For each of the configurations illustrated in Figure 6, identify the primary return current paths.

*Figure 6: Signal transmission configurations for Example 1.*

In the first configuration above, there is only one possible path for the return current to take. Therefore, all low-frequency and high-frequency currents must return on the metal surface. In the second configuration, the cable shield grounded at both ends provides an alternative return path. Currents at megahertz frequencies and higher will return to the source on the shield of the coaxial cable. Kilohertz and lower frequency currents will distribute themselves between the two conductors based on their relative resistances.
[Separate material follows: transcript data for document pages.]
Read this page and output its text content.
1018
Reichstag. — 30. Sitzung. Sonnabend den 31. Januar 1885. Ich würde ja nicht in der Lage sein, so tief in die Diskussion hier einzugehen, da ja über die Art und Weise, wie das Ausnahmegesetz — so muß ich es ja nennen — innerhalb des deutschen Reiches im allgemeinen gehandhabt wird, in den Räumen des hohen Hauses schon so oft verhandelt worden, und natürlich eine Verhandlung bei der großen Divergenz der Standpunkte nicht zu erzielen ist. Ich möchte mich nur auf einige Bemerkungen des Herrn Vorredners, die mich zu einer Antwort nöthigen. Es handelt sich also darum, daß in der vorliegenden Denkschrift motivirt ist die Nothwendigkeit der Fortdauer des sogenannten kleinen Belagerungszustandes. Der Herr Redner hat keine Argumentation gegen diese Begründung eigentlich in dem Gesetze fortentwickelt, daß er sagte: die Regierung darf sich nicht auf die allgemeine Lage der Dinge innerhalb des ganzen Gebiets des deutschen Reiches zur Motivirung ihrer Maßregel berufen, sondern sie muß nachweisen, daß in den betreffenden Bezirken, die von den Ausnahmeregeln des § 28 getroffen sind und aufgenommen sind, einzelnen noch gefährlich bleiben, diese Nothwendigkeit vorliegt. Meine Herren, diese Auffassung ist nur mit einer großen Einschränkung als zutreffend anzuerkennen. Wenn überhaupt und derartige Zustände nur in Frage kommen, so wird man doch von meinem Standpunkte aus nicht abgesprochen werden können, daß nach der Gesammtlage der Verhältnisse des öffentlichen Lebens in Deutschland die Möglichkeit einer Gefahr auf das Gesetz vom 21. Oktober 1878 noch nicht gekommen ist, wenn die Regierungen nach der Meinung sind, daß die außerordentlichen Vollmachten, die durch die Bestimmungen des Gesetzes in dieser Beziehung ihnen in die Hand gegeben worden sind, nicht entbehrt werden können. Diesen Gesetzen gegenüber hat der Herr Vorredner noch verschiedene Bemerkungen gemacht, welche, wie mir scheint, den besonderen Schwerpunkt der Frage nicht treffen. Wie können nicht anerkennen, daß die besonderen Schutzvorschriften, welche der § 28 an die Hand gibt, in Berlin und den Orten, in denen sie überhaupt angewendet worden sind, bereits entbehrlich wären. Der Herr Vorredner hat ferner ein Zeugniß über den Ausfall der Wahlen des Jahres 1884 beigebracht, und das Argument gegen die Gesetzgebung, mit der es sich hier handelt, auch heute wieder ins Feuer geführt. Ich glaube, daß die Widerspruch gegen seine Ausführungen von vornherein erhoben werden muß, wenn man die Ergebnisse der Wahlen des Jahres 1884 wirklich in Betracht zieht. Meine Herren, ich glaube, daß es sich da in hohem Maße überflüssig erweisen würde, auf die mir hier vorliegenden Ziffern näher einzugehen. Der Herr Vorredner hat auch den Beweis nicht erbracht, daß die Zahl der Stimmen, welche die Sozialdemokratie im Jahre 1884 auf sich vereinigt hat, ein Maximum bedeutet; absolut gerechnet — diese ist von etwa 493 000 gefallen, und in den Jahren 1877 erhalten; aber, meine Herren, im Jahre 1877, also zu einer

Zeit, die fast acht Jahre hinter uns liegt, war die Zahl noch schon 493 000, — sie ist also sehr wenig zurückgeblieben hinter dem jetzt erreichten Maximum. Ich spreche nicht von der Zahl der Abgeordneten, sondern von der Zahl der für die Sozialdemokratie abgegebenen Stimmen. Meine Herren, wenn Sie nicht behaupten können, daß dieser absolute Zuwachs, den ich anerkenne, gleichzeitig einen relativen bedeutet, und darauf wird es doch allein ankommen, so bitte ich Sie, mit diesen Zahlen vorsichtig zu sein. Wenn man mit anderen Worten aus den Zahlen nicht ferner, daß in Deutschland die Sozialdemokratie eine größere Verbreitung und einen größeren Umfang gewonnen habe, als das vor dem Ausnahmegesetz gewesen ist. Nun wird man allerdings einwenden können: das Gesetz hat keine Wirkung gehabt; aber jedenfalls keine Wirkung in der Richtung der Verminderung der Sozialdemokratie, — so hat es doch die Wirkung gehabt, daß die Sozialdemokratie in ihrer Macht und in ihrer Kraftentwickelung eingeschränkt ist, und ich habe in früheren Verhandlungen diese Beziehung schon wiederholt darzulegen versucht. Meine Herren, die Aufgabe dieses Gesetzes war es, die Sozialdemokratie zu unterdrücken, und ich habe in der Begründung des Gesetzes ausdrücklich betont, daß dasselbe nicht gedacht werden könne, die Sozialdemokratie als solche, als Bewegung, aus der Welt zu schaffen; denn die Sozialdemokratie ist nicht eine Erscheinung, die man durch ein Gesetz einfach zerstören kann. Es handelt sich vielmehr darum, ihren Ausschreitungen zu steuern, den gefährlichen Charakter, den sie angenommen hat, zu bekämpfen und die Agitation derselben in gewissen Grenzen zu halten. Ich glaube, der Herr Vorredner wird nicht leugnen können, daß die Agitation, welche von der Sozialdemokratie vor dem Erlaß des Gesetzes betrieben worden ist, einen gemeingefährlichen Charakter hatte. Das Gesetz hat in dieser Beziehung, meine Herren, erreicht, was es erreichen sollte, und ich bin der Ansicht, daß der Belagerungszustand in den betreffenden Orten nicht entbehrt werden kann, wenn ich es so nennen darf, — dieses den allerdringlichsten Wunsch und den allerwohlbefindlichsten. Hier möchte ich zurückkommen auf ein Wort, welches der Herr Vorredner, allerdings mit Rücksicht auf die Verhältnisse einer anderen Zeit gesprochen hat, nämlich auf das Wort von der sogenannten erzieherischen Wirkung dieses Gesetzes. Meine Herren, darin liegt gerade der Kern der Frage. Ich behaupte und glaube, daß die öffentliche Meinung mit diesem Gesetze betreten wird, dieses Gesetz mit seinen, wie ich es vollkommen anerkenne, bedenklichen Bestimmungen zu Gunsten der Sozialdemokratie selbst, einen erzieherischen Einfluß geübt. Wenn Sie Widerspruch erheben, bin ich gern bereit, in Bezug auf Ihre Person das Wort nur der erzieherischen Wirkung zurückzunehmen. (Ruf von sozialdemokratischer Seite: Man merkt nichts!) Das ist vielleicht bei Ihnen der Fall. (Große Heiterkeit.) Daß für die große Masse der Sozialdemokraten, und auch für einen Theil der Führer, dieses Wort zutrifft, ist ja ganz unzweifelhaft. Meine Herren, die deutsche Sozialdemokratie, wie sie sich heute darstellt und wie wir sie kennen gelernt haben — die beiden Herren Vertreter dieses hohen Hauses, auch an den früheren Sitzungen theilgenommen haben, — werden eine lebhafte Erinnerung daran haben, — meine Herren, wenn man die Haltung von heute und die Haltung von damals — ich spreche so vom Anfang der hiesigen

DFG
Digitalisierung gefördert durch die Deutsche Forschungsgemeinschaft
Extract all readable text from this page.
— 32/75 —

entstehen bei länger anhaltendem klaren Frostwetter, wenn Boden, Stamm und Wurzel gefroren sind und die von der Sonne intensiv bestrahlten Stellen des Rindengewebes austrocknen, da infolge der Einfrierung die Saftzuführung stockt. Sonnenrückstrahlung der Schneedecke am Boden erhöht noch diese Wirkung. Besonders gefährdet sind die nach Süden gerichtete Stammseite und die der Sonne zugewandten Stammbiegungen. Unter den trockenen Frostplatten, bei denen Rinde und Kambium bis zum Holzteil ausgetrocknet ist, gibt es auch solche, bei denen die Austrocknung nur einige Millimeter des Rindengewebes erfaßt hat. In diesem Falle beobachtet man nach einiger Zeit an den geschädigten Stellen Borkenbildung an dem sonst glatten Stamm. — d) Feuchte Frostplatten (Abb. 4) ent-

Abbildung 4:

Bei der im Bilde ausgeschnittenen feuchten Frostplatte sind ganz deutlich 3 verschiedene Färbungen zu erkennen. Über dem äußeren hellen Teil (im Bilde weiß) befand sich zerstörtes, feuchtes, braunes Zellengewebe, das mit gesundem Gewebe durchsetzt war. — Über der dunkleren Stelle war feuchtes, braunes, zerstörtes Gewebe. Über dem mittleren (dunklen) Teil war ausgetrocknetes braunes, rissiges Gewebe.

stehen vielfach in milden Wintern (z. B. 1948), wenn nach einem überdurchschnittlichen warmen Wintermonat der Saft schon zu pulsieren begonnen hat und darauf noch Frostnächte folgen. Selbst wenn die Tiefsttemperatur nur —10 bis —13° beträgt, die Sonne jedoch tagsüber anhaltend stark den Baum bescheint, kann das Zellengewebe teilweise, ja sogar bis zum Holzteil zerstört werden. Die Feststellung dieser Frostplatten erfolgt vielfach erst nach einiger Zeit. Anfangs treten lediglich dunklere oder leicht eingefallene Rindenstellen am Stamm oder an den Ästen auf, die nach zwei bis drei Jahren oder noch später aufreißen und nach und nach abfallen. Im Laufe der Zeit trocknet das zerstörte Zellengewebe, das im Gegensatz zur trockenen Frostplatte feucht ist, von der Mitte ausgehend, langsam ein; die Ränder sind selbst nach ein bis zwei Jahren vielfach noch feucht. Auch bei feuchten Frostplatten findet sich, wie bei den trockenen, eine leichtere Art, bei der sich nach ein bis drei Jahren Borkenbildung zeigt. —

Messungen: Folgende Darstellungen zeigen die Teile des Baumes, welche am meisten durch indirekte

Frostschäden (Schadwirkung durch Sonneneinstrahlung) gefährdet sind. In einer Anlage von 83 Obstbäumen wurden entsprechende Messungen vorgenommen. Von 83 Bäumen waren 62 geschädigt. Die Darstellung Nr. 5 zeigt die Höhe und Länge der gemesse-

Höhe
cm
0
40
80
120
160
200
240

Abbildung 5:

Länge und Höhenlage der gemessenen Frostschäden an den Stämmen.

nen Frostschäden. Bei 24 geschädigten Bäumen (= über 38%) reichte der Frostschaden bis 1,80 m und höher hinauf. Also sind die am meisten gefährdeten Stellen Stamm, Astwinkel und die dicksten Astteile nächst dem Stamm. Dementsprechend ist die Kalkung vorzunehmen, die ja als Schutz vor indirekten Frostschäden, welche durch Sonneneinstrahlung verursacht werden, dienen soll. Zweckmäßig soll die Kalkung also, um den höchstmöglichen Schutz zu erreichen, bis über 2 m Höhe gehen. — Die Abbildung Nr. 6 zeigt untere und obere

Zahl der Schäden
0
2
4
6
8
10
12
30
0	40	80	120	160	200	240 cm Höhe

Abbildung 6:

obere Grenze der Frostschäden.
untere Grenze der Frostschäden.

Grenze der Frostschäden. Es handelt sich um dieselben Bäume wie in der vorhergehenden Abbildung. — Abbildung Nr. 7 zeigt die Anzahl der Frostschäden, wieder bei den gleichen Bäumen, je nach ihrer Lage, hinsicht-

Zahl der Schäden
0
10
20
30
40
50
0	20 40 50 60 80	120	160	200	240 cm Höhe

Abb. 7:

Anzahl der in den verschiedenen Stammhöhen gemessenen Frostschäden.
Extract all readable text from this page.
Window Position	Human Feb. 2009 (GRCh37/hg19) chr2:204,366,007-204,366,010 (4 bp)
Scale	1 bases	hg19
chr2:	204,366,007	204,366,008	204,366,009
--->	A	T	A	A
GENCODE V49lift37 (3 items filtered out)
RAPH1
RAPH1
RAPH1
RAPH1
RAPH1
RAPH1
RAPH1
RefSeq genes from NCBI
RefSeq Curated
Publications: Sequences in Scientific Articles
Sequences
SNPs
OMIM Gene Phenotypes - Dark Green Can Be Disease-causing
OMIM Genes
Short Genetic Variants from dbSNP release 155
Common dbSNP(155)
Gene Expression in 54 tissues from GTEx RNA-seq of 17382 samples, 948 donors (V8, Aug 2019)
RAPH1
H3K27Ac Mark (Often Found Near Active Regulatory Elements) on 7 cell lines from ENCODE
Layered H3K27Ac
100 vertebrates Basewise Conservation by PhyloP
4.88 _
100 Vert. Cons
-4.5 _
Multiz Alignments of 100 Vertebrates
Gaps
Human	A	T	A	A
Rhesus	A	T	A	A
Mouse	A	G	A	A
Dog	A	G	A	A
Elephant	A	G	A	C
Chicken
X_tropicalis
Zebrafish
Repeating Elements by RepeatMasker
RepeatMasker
For the ribbon cable configuration, low-frequency currents will return primarily on wires 1, 2 and 7 with an equal amount of current on each wire. High-frequency currents will return primarily on wire 7.

The last configuration illustrates two devices communicating with a twisted-wire pair. The signal current flows out one wire in the pair and, at high frequencies, returns on the other wire in the pair. However at low frequencies, a significant fraction (perhaps most) of the current will return through the chassis grounds of each device. This unintended return path can result in a variety of EMC problems.